Maybe this person is just shy. It is hard to say because what works for one doesn't work for everyone, but they could start by opening up in social situations. They can start out small by just choosing one person to interact with. Make sure they are up on their current events so when things come up they can give their opinion and join into the conversation. Most of all they can be the one to invite someone out or over to their house rather than waiting for an invitation.
I think casual, encouraging pointers along the way would help him.


like for example, if you are in the mall with him and you witness some person making a gesture that is more ';advanced'; in terms of social etiquette and bring his attention to it and tell him to notice what the person did. be friendly and nice about it.
Every day, do something kind for someone.
maybe some sociology books may be a good place for him to start. Is it possible that he is just shy? Whay has he not learned how to interact? If he grew up/lived in a society he must have. Maybe he just THINKS he does not know how but really just has a different way about it.

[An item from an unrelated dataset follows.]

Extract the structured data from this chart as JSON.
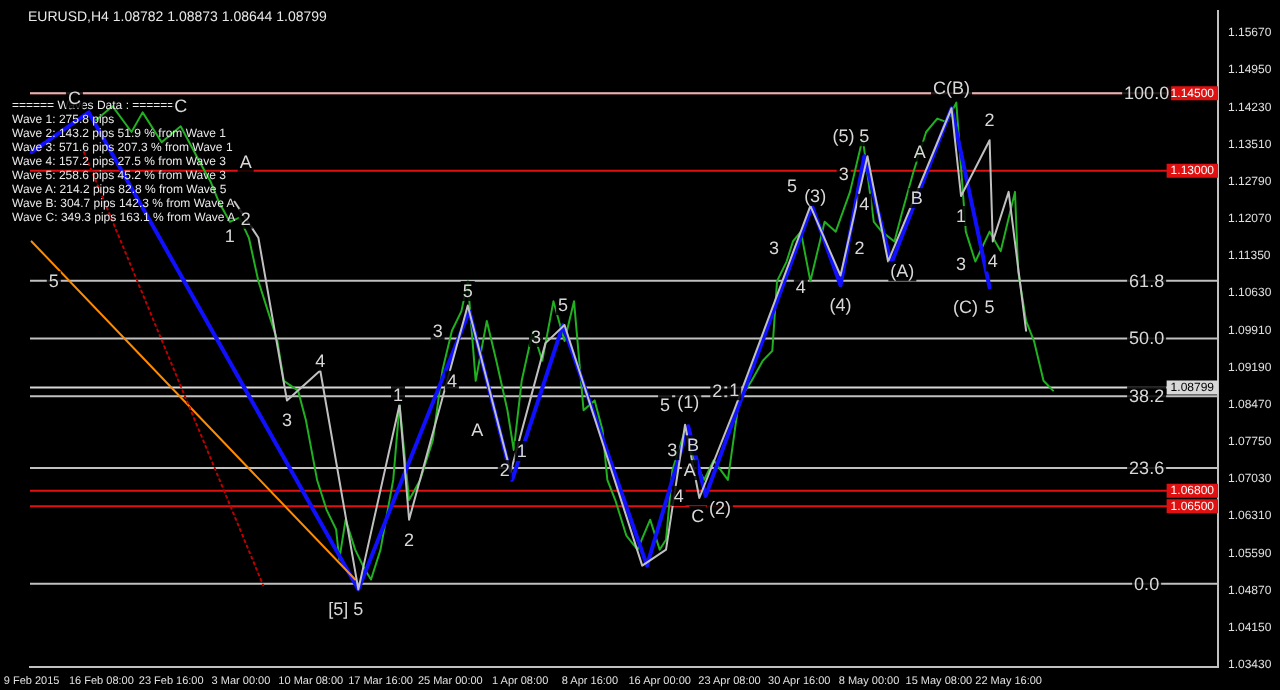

I say, as a friend of his, to be a parent for him in some regards. People who are socially inept just didn't socialize as much growing up, by choice or not. They're just behind everyone else, and need to learn how to get by. I know plenty of shy people who are perfectly sociable. Don't be afraid to tell him how things work. Give reinforcement and if it seem slike he needs guidance, give it to him. He's just gotta learn. And his ineptitude has probably caused some anxiety when it comes to his self confidence and social situations. Make sure he knows that we're all individuals, and people are allowed to act how they want, but there are some basic rules we all need to follow to function in society, retain friendships and gain respect from others.